The scientist from the Department of Technology of Fruits, Vegetables and Plant Nutraceuticals at the UPWr emphasises that the aim of her research is to verify hypotheses that assume, among other things, that the combination of emulsification techniques with an appropriately selected drying process is an optimal method for creating multicomponent, complex microstructures bearing features of various metabolic parts of the plant. In addition, emulsification techniques combined with drying techniques are excellent tools to protect unstable plant compounds from environmental degradation and modulate their health-promoting properties and bioavailability.
- One of the desired outcomes is to study the interactions that may take place between the fruit juice and the fruit seed oil ; oil - bioactive compounds isolated from leaves; juice - bioactive compounds isolated from leaves, as well as the interaction of the above matrices with emulsifiers, which will be an extremely interesting aspect of this project - concludes the UPWr scientist.
Improving multi-GNSS positioning
The author of the project entitled 'Precise multi-GNSS positioning based on stochastic clock modelling' is Prof. Krzysztof Sośnica, Head of the Department of Surveying at the Institute of Surveying and Geoinformatics. According to the UPWr scientist, Global Navigation Satellite Systems (GNSS) such as GPS, Galileo and BeiDou are used to determine the position, speed and timing of the receiver. Previous standard approaches for precise positioning of GNSS points assumed an independent clock parameter for each observation epoch.
– Such an assumption impairs the result of positioning, in particular the determined height.

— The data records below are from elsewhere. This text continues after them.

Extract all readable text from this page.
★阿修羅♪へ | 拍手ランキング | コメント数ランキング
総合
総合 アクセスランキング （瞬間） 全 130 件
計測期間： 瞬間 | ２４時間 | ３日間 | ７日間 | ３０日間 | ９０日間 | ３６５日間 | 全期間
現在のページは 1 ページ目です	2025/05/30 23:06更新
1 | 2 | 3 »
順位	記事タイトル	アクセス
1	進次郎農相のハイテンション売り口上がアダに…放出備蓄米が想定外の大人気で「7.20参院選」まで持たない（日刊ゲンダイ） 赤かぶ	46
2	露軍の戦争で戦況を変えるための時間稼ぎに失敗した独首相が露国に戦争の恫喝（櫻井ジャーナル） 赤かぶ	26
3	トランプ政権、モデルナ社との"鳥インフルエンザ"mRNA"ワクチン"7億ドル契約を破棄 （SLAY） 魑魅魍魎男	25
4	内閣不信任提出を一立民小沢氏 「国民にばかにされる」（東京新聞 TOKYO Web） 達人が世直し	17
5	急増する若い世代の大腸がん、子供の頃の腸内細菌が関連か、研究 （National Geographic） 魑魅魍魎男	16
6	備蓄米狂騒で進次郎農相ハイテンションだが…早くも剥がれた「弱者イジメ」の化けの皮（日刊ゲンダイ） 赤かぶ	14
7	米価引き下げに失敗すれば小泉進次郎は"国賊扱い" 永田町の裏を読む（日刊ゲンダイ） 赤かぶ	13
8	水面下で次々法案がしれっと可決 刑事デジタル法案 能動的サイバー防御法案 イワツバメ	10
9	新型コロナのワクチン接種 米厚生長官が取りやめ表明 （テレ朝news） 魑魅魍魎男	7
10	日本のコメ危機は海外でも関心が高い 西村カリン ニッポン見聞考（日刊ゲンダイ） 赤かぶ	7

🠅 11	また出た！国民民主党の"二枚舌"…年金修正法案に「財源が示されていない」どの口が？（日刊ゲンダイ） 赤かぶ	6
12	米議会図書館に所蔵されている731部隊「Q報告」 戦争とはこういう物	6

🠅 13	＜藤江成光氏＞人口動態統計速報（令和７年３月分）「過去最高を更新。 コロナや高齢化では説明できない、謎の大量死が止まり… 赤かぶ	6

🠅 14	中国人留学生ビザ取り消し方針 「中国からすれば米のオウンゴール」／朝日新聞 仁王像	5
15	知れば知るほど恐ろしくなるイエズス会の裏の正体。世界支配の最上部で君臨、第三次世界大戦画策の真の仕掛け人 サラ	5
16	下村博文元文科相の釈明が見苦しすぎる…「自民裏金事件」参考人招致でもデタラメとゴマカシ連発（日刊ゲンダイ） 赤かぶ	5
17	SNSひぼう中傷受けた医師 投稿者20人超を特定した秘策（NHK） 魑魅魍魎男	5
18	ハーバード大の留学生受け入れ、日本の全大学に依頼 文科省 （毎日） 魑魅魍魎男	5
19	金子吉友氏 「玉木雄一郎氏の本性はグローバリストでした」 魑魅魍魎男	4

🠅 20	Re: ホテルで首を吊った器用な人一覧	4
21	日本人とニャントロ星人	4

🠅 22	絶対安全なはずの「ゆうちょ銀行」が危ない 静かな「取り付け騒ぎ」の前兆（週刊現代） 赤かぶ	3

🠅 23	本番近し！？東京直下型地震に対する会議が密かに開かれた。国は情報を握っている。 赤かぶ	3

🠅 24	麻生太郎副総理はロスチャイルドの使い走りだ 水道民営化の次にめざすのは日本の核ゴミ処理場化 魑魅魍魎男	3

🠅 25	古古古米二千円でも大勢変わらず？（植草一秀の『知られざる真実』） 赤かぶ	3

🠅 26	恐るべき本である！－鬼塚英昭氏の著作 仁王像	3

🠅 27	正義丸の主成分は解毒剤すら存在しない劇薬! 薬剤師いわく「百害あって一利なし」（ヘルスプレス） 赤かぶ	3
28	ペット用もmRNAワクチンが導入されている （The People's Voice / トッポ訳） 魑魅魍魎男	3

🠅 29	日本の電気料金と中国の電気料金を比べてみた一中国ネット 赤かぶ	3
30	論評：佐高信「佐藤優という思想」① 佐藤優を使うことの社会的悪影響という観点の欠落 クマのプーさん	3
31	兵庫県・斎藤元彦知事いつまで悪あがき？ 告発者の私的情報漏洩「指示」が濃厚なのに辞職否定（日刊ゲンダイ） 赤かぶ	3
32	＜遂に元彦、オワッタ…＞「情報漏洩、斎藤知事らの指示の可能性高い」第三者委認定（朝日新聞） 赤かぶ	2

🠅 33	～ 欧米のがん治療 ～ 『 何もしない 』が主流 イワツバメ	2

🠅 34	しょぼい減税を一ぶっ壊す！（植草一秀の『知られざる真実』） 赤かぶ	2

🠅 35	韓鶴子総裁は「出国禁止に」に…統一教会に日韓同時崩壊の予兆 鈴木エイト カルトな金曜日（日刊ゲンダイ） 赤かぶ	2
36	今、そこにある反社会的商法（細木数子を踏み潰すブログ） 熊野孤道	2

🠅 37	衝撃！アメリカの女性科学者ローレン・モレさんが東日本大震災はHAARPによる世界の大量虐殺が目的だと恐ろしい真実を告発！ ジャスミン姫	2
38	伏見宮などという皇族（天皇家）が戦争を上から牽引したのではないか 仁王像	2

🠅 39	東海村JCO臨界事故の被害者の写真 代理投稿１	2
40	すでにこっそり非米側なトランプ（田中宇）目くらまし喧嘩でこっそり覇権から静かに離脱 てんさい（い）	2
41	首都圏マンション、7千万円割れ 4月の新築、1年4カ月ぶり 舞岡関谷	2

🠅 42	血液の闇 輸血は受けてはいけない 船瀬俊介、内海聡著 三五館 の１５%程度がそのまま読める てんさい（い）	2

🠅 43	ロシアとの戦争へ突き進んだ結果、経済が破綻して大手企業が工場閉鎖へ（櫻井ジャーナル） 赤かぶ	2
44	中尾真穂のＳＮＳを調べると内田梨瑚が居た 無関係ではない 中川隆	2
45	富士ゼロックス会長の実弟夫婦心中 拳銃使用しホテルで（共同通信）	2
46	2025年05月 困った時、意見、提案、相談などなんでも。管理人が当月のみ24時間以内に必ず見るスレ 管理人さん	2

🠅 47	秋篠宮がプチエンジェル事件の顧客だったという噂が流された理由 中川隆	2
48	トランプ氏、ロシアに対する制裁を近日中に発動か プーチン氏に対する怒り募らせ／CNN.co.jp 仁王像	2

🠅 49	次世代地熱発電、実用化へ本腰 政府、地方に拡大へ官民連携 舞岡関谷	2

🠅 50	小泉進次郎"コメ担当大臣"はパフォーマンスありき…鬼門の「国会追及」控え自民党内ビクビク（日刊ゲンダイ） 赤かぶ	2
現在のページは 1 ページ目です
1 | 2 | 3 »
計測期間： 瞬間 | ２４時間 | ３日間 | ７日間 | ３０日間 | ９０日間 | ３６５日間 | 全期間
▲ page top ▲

This is why in surveying measurements it is not possible to measure the height of many terrain elements using standard satellite observation techniques, e.g. utility networks, as they are not accurate to two centimetres - says Prof. Sośnica, adding that in multi-GNSS solutions the clock parameters are determined separately for each satellite system - due to inter-system errors.
The UPWr scientist's project aims to improve multi-GNSS positioning by stochastically modelling the receiver clock, especially for those receivers that are connected to ultra-stable atomic clocks.
As part of the project, satellite receivers connected to rubidium, quartz, caesium clocks and hydrogen masers controlled by a caesium fountain will be studied. By modelling clock corrections, the height determination of GNSS receivers will be improved, potentially resulting in improved surveying using satellite observations. An experiment will also be carried out to improve the positioning of low satellites that track GPS and Galileo signals, also by stabilising the clocks onboard satellites. New opportunities will therefore arise for precise ground positioning of GNSS receivers as well as satellites in low orbit, such as remote sensing and altimetry missions for sea level monitoring, which require the most accurate positions.